Palo Alto’s Unit 42 just dropped a new report on BEC scams – business email compromise is one of the most common ways scammers ravage organizations, with an average wire fraud attempt of $567,000 with an uptick of $6 million.
A new report from Palo Alto’s threat research team Unit 42 shows that BEC (business email compromise) keeps scamming victims out of thousands (and sometimes millions) of dollars.
BEC Scams Caused $1.87 Billion Losses in 2020
The research team analyzed hundreds of BEC cases and found that the average wire transfer fraud attempt was $567,000, with the highest shooting up to $6 million. In addition, since the beginning of 2020, Unit 42 experts discovered that a crushing 89% of business email compromise victims had multi-factor authentication disabled.
The FBI often refers to this type of fraud as one of the most profitable and reported that it caused damages worth $1.87 billion last year. However, researchers also found that victims often avoid going public about such attacks, as this can damage their reputation, making BEC scams a silent, dangerous threat.
Bombarding Employees With Phishing Emails
Palo Alto said that its researchers spend thousands of hours investigating BEC scams, “combing through logs to identify unauthorized activity, determine how unauthorized access occurred and find security gaps that need to be addressed.”
“Attackers targeted hundreds of employees at an insurance company with phishing emails. These emails led to an attempt to get login credentials through spoofed Microsoft 365 email login pages that looked identical to legitimate ones set up by that firm. The attackers succeeded in gaining access to a few of those accounts, which belonged to employees who hadn’t set up MFA, which led in turn to gaining access to sensitive data on an internal Sharepoint site,” wrote Unit 42 researchers Jenna Garbett and Sama Manchanda.
“Attackers gained access to the email accounts of two employees at one client organization that failed to disable legacy authentication for synchronizing email boxes via IMAP4 and POP3. That gave the threat actors access to everything in both mailboxes for over a month, enabling them to collect personally identifiable information (PII) from the victims’ contacts. This is one of the most common ways of bypassing MFA, especially in hybrid environments that have legitimate use for legacy protocols.”
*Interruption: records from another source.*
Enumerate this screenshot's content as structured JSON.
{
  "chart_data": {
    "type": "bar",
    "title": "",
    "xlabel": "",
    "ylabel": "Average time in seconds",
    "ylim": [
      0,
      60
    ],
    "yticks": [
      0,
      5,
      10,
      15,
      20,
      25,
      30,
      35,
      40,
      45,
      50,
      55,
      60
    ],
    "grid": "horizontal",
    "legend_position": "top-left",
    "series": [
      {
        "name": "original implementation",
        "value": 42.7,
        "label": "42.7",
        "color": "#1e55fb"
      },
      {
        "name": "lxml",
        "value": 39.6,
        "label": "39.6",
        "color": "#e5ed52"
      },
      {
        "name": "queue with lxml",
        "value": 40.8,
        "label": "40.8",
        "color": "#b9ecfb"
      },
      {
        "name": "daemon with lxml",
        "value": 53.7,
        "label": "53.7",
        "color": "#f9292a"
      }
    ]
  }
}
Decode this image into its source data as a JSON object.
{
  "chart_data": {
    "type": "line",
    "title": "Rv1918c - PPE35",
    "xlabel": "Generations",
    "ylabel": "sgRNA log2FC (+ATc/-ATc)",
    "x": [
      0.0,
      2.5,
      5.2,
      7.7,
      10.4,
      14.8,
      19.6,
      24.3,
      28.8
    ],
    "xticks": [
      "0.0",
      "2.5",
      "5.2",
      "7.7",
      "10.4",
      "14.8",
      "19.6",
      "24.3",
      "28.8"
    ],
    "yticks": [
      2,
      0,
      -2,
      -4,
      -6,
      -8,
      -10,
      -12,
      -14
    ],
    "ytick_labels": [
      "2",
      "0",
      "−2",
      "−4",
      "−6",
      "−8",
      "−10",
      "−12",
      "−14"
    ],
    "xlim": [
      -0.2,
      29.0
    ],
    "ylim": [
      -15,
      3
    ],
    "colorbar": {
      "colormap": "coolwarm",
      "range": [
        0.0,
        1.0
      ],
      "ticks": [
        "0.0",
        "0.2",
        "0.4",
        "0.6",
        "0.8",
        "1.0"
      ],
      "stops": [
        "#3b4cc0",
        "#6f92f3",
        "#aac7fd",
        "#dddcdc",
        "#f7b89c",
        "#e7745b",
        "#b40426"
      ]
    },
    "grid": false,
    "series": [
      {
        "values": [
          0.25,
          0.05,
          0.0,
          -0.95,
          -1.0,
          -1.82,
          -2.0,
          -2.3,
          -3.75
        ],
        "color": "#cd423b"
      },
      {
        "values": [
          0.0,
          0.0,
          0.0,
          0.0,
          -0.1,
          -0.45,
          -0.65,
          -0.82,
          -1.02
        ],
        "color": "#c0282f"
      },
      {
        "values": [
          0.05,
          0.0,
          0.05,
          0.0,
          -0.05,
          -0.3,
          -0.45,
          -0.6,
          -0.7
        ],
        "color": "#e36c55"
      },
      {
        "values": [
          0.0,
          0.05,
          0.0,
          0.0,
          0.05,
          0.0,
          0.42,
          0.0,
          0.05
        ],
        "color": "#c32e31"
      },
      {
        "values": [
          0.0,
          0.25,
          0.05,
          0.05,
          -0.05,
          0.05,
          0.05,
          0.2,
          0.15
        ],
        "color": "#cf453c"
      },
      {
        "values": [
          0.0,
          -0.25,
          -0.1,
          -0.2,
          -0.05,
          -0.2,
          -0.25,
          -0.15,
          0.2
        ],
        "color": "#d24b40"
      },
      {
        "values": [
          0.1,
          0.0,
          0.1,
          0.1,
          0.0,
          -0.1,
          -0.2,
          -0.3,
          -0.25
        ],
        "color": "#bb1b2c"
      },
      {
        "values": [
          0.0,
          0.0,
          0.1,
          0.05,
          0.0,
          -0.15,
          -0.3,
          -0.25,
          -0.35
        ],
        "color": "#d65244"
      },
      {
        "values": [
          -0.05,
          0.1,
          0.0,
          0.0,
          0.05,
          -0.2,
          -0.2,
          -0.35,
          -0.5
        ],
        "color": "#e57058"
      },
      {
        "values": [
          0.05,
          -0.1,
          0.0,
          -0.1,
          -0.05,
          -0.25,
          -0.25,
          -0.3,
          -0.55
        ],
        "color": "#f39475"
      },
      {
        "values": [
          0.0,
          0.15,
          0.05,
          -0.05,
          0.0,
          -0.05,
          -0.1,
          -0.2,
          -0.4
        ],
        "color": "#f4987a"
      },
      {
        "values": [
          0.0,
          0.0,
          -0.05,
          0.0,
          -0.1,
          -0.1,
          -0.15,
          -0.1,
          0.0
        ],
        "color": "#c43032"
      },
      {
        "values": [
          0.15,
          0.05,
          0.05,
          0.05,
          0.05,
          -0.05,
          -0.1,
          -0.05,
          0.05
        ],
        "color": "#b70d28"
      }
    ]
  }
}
Unit 42 provided other examples, one of which included scammers who “compromised multiple users at a job placement agency, then used those accounts to circulate job postings that asked recipients to provide personal data.”
Researchers said that they put in place protocols that moved all responses to hidden folders and forwarded them to an external account. The blog post writes that most email services offer many options for implementing multi-factor authentication.
Sometimes, MFA Is Not enough
Unit 42 used the story of a US financial services firm CEO as a cautionary tale.
“His iPhone kept pinging him with MFA requests to access his email, interrupting him on a day packed with customer meetings. He was annoyed by the intrusion, figuring it was some kind of system error, and rejected each request so he could focus on work. He thought it was over when the requests stopped,” Garbett and Manchanda wrote.
“Months later, however, he learned he had mistakenly authorized one of those many requests, unknowingly granting an attacker unfettered access to his email. He learned about the compromise when his bank flagged suspicious wire transfers totaling nearly $1 million, and our investigation uncovered the exposure of data belonging to the company, its employees, and clients.”
The report says that the organization recovered the stolen money. However, incidents like this one are still costly from a reputational point of view and the resources needed to remediate the problem.
BEC – Costlier Than Ransomware?
Jen Miller-Osborn, deputy director of threat intelligence for Unit 42, said their initial intention was to investigate the rise of ransomware, which eventually led them to dig deeper into BEC scams, as the damages are “orders of magnitude higher than ransomware.”
“Similar to ransomware, we’re seeing an increasing number of attackers getting into BEC, and we’re also seeing it mature into — like Ransomware-as-a-service — BEC-as-a-service. They’re becoming more tech-savvy. They’ve been in the commodity space and are starting to include publicly disclosed vulnerabilities. They’re becoming more professional.”
Attackers are actively exploiting LinkedIn and other websites to gather data for BEC scams.
She explained that companies can prevent BEC scams with proper security awareness training, enforced MFA, legacy authentication controls, account permissions, audit logging, and event supervision.
“With everyone working remotely, there are people who may not have gotten into BEC before who now, just like ransomware, they decided to shift into to make money. And I think the issues that we see with how difficult it is to stop these ransomware campaigns effectively also points to how difficult it is for BEC, or even harder because BEC involves a lot of social engineering components that you don’t typically see with other attacks,” she said.
“They’ll actually get on the phone and call people and try to get them to do things. They have money mules in other countries to help them move the money around. It’s a lot more people-based, and in many cases, a lot of BEC scams don’t involve any malware, so there’s nothing that you could have seen. Nothing malicious attached to phishing emails. There was nothing a firewall or endpoint could have detected.”